Definizione di convivenza ai fini della revoca dell’assegno divorzile

La Redazione
22 Ottobre 2024

La Corte esamina l'istanza di ricorso basata sulla definizione legale di "convivenza" e valuta la formazione di una "famiglia di fatto" da parte dell’ex partner in relazione all'assegno divorzile. Il provvedimento sottolinea che la convivenza, anche se non stabile, può influenzare il quantum dell’assegno in presenza di un nuovo progetto di vita.

Un uomo lamentava il quantum dell’assegno dovuto all’ex moglie sulla base di una presunta nuova relazione e convivenza. Il tribunale di Velletri accoglieva il ricorso, mentre, in appello su reclamo dell’ex moglie l’assegno veniva ridotto.
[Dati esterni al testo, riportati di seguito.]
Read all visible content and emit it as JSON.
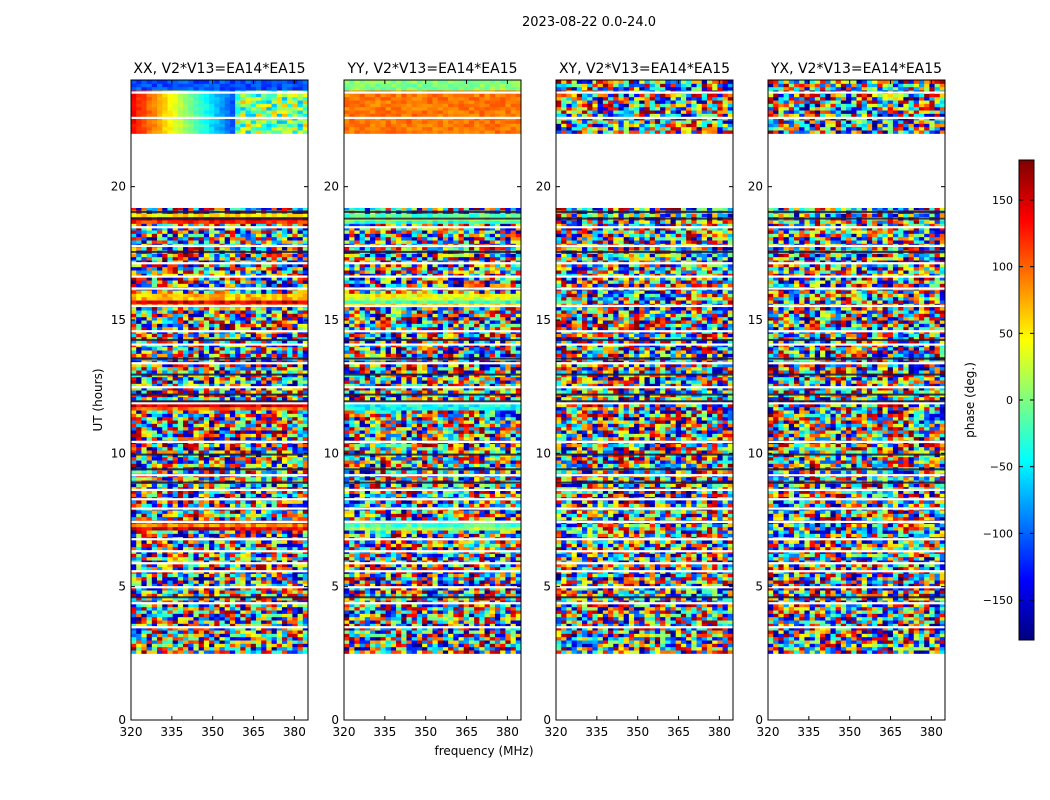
{
  "suptitle": "2023-08-22 0.0-24.0",
  "xlabel": "frequency (MHz)",
  "ylabel": "UT (hours)",
  "colorbar": {
    "label": "phase (deg.)",
    "range": [
      -180,
      180
    ],
    "ticks": [
      -150,
      -100,
      -50,
      0,
      50,
      100,
      150
    ],
    "tick_labels": [
      "−150",
      "−100",
      "−50",
      "0",
      "50",
      "100",
      "150"
    ],
    "colormap": "jet",
    "colors": [
      "#00007f",
      "#0000ff",
      "#007fff",
      "#00ffff",
      "#7fff7f",
      "#ffff00",
      "#ff7f00",
      "#ff0000",
      "#7f0000"
    ]
  },
  "chart_data": {
    "type": "heatmap",
    "x_range": [
      320,
      385
    ],
    "x_ticks": [
      320,
      335,
      350,
      365,
      380
    ],
    "y_range": [
      0,
      24
    ],
    "y_ticks": [
      0,
      5,
      10,
      15,
      20
    ],
    "data_coverage_hours": [
      2.5,
      22.0
    ],
    "data_coverage_hours_late": [
      22.0,
      24.0
    ],
    "gap_hours": [
      19.2,
      22.0
    ],
    "value_description": "visibility phase in degrees, -180 to 180",
    "panels": [
      {
        "title": "XX, V2*V13=EA14*EA15",
        "pol": "XX"
      },
      {
        "title": "YY, V2*V13=EA14*EA15",
        "pol": "YY"
      },
      {
        "title": "XY, V2*V13=EA14*EA15",
        "pol": "XY"
      },
      {
        "title": "YX, V2*V13=EA14*EA15",
        "pol": "YX"
      }
    ]
  }
}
Ricorre conseguentemente in cassazione il marito contestando la mancata considerazione di elementi chiave relativi alla convivenza.

L'istanza di ricorso si basa sui seguenti aspetti: la definizione di "convivenza" rispetto alla legge, l'interpretazione dell'art. 5 della legge 898/1970 e la valutazione della coerenza degli indizi per determinare l'esistenza di una "famiglia di fatto".
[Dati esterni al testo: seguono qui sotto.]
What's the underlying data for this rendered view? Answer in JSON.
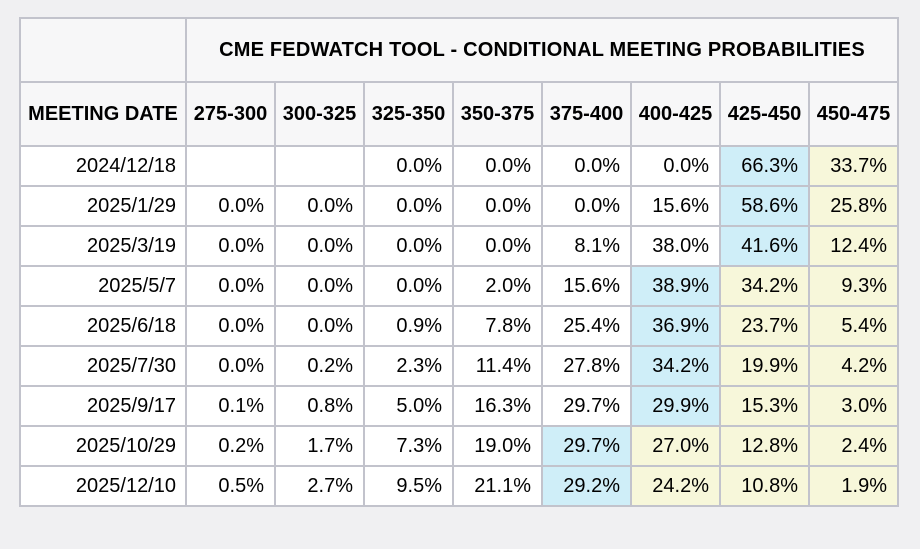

In primo luogo, la S.C. stabilisce che l'instaurazione di una nuova convivenza impatta sull'assegno divorzile, ma non causa automaticamente la perdita totale del diritto all'assegno compensativo. La convivenza, anche se non conduce a una coabitazione stabile, può essere considerata come fattore ostacolante per l'assegno, a condizione che sia provato un nuovo progetto di vita con il terzo partner. Sottolineano i giudici come l'accertamento della convivenza debba essere rigoroso e basato su elementi probatori precisi, valutando il progetto di vita con il nuovo partner e le contribuzioni economiche reciproche.

Nel caso di specie, la Corte d'appello ha esaminato la questione relativa alla formazione di una famiglia di fatto, evidenziando la mancanza di sufficienti elementi probatori che dimostrassero una convivenza stabile tra le parti. La sentenza ha considerato il complesso delle prove presentate, concludendo per l'assenza di una famiglia di fatto.
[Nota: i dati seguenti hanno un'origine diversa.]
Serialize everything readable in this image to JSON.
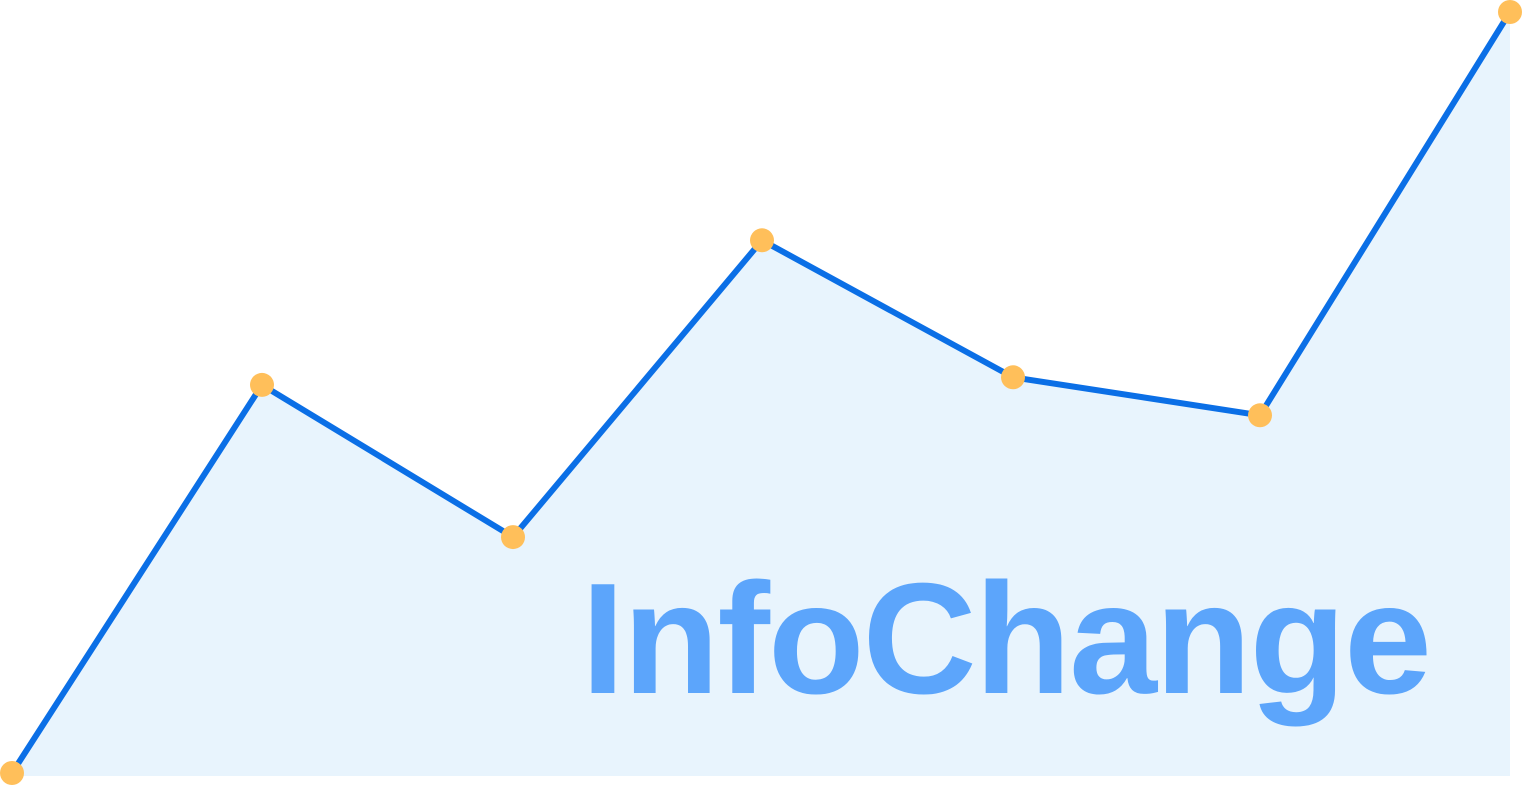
{
  "brand": {
    "name": "InfoChange",
    "text_color": "#5ca5fb"
  },
  "graphic": {
    "line_color": "#0b6fe6",
    "fill_color": "#e8f4fd",
    "point_color": "#ffbf5a",
    "levels": [
      0,
      0.51,
      0.31,
      0.7,
      0.52,
      0.47,
      1
    ]
  }
}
Si è ribadito che l'apprezzamento del giudice del merito sui requisiti di presunzione è incensurabile in sede di legittimità, purché la motivazione adottata sia congrua e rispetti i principi della prova per presunzioni.

In definitiva, i motivi di ricorso sono impropriamente diretti ad ottenere una rivisitazione del merito, pertanto, la Corte ha dichiarato l'inammissibilità del ricorso e condannato il ricorrente alla rifusione delle spese processuali.